Peres informed Arafat that Israel would rebuild the outpost. The army, which for months had no idea of the tunnel, decided, so it appears, to exact revenge and not only to "clear the area." The prevailing view among the political echelon was that "the army's response [had been] too heavy-handed."

So what? A few days earlier, Amir Oren had reported here that the IDF viewed the Foreign Ministry, and the minister in particular, as saboteurs, as obstacles preventing the military from fulfilling its duties and overcoming Arafat.

For the IDF, the meeting between Peres and Arafat was itself tantamount to a terrorist act. When this is the attitude of the army, there is only one way to foil such a terror attack - by means of an appropriate IDF response that will prove that there are those who try to forge policy, and those who determine it.

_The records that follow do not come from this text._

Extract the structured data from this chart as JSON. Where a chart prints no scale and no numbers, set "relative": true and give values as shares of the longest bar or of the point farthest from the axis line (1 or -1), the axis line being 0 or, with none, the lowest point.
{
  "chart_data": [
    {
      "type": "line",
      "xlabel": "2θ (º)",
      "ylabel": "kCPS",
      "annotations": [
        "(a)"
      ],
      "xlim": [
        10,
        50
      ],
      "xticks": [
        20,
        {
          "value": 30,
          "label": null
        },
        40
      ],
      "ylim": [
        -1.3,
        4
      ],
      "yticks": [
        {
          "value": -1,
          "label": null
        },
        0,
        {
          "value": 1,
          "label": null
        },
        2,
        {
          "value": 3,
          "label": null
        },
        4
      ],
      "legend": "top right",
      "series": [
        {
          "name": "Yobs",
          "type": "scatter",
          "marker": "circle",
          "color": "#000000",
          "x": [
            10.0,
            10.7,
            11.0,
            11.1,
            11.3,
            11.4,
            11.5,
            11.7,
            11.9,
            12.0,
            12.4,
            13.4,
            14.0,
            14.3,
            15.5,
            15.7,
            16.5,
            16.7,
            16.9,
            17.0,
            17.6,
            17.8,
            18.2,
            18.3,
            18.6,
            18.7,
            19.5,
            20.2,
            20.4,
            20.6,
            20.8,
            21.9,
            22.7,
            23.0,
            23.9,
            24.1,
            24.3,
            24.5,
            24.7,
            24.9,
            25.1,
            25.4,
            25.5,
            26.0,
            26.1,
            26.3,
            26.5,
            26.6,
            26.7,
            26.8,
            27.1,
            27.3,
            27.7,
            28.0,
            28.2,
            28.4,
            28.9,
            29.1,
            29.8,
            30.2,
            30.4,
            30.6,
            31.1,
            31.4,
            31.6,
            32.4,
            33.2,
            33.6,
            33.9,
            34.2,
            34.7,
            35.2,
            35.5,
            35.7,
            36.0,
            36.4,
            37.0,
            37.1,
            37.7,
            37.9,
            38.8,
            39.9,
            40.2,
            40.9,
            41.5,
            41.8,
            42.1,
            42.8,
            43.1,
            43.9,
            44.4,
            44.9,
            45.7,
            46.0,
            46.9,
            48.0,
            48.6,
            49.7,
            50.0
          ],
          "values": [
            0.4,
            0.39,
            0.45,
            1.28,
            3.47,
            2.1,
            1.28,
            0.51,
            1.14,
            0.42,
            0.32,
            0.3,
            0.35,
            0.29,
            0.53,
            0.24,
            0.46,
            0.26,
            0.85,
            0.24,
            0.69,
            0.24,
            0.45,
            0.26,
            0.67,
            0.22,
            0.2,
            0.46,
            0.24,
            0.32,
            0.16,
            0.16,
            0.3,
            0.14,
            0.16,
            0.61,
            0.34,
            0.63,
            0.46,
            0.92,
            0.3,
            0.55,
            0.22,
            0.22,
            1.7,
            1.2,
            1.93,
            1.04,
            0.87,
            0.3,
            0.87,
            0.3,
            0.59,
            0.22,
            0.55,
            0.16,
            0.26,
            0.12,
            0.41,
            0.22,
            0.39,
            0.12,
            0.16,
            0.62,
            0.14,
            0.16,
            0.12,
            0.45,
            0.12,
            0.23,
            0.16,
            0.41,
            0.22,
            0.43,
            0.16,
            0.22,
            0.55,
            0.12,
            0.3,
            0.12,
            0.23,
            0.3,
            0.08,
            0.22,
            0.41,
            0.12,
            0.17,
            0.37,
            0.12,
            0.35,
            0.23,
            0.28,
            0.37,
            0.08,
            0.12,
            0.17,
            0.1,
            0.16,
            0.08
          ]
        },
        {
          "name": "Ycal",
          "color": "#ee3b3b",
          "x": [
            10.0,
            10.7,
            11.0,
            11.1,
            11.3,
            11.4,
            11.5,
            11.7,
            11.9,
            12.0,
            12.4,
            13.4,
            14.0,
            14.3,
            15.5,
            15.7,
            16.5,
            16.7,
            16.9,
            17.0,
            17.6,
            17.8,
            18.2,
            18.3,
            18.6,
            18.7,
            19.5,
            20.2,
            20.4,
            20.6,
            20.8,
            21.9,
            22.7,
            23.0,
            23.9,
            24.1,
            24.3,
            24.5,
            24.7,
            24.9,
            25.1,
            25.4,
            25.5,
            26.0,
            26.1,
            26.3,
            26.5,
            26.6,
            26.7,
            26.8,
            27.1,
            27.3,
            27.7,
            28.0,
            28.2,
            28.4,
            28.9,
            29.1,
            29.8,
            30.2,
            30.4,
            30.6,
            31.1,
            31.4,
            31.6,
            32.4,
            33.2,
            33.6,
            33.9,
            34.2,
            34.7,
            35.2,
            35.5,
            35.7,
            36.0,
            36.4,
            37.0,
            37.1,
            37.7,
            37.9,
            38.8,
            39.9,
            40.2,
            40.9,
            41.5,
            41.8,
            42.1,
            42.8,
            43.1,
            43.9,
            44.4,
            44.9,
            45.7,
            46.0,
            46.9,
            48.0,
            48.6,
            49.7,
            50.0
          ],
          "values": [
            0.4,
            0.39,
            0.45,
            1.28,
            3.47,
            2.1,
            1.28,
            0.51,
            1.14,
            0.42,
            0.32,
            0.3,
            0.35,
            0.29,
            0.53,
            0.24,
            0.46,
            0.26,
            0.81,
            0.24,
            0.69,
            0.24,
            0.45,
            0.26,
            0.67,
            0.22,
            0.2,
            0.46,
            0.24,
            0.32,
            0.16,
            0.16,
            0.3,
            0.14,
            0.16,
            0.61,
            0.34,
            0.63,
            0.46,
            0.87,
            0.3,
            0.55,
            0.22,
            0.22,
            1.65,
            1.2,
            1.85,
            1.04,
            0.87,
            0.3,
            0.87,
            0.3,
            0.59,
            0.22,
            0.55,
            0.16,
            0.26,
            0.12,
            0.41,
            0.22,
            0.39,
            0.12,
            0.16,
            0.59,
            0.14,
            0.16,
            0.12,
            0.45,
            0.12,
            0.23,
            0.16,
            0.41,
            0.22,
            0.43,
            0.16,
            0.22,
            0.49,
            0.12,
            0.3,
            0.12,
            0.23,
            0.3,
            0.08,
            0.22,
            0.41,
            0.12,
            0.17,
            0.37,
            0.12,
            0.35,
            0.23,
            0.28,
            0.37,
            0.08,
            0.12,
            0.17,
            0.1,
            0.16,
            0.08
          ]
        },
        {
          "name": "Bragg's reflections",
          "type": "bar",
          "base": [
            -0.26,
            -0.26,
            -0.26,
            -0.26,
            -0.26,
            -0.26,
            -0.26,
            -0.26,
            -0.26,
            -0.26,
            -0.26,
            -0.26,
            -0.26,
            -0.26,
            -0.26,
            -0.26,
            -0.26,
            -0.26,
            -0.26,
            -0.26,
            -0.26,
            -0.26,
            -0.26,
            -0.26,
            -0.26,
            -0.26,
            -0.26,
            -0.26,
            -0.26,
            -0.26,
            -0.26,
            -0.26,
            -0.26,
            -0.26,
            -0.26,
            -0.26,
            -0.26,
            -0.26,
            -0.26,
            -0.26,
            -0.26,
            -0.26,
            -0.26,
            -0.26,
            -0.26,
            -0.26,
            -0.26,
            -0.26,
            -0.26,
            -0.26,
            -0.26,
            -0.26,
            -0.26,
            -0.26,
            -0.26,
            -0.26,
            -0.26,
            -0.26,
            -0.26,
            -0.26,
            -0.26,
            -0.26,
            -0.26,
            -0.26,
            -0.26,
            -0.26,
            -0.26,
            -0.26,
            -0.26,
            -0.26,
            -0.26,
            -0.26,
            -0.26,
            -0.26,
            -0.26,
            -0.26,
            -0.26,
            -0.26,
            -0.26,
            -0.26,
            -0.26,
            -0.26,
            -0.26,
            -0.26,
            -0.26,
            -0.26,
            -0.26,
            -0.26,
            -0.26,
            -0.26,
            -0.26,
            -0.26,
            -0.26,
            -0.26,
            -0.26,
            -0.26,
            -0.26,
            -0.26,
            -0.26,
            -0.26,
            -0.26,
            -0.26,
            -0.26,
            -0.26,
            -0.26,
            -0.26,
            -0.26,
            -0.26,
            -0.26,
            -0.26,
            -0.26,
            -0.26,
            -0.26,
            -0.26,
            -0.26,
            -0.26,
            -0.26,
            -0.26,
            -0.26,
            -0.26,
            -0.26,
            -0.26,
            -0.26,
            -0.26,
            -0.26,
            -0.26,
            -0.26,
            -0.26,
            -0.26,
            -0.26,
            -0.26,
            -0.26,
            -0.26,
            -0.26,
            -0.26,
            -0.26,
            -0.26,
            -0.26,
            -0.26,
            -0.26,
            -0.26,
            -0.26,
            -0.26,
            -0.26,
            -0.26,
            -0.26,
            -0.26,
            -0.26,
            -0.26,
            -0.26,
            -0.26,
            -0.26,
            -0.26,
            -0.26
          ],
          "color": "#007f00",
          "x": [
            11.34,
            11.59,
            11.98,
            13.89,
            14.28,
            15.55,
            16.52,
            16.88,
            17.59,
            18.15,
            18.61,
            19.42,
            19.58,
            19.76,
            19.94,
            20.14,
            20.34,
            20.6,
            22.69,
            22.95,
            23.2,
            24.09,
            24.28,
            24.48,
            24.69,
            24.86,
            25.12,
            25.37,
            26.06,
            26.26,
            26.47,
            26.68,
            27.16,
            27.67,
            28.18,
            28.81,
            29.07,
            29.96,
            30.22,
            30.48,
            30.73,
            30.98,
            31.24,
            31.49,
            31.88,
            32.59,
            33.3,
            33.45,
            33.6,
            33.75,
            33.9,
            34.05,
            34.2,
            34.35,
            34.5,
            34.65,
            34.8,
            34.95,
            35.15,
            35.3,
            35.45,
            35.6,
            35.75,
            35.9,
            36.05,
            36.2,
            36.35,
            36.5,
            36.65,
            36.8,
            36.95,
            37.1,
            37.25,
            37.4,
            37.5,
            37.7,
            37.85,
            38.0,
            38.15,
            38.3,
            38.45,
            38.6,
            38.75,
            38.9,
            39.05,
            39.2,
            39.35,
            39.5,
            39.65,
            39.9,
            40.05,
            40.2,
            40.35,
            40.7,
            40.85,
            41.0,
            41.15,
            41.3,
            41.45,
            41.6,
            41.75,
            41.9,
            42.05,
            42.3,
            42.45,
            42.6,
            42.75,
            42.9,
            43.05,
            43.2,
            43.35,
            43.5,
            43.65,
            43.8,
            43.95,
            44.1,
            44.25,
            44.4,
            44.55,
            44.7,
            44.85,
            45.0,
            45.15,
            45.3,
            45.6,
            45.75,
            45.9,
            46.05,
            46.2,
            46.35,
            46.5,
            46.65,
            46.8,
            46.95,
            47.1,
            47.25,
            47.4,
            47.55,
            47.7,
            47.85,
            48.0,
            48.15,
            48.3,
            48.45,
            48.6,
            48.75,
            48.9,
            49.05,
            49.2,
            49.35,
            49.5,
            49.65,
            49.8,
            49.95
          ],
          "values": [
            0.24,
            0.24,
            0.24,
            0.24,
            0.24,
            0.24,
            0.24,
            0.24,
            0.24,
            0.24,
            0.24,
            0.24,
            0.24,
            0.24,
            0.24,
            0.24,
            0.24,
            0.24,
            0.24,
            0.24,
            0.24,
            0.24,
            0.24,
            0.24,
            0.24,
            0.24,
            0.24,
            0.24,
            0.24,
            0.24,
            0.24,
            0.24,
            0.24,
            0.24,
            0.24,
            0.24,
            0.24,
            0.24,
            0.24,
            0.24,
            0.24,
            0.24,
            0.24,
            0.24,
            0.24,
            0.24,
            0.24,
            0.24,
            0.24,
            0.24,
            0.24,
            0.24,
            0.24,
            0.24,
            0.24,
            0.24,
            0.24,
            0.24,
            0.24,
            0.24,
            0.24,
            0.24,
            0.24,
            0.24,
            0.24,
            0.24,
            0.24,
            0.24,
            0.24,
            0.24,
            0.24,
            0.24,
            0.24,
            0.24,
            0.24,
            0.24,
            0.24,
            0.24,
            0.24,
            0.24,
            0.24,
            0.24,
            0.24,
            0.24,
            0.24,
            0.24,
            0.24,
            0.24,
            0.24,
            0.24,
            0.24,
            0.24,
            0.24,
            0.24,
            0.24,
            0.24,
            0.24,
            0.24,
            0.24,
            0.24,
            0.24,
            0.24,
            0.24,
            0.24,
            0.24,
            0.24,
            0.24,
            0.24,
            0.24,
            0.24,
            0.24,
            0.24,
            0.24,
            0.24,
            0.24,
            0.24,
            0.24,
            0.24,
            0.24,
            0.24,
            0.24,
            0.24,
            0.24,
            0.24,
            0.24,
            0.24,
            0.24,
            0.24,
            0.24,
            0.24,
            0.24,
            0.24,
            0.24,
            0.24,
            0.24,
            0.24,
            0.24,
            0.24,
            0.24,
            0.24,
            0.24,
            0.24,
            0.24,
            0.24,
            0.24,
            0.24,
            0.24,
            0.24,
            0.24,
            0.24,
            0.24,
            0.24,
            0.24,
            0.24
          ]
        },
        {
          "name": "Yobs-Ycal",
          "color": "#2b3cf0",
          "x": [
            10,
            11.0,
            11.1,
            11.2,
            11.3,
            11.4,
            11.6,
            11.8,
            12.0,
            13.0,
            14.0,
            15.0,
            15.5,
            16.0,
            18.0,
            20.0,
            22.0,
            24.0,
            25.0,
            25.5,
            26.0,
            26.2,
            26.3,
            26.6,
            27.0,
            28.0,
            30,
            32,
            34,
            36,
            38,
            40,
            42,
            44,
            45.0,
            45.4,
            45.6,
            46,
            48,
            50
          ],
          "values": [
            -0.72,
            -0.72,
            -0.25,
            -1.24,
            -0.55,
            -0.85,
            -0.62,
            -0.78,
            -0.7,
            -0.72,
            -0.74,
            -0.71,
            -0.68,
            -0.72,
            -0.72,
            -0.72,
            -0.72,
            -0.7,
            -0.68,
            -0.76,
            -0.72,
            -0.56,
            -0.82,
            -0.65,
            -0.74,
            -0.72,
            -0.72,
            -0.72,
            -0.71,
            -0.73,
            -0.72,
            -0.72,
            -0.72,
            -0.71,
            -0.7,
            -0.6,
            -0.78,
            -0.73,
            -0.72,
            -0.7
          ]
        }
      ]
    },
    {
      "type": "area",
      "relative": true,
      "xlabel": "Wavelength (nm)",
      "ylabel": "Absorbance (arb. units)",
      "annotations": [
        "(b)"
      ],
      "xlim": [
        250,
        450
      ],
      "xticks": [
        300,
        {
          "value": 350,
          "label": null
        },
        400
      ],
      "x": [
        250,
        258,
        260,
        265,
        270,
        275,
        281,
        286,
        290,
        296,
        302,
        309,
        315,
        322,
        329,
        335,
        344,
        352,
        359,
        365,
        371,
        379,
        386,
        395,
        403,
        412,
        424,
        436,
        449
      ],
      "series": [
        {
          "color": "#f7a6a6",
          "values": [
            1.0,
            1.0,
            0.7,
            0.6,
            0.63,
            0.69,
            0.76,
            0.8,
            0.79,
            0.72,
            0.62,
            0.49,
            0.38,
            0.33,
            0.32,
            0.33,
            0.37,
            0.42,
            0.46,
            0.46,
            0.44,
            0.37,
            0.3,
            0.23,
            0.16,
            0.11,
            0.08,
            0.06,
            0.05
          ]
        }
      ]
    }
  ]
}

Perhaps the army isn't like that at all, no doubt a thorough investigation of the incident would yield fitting operational explanations for each of the deaths, including that of the child. But an entire year of the intifada has seen the opening of only 150 investigations into the violation of orders, with the submission of just one indictment.

This makes difficult not to conclude the army has its own agenda and has no intentions of allowing the politicians to stop it from performing the duty with which it has been entrusted by the people.

In such a situation, it is no wonder that the prime minister has been too frequently called on to remind the army of its place; and perhaps it would be a good idea for him to slightly alter his declaration. Instead of saying there is a government in Israel, it would be more pertinent were he to remind the army there is only one government in Israel.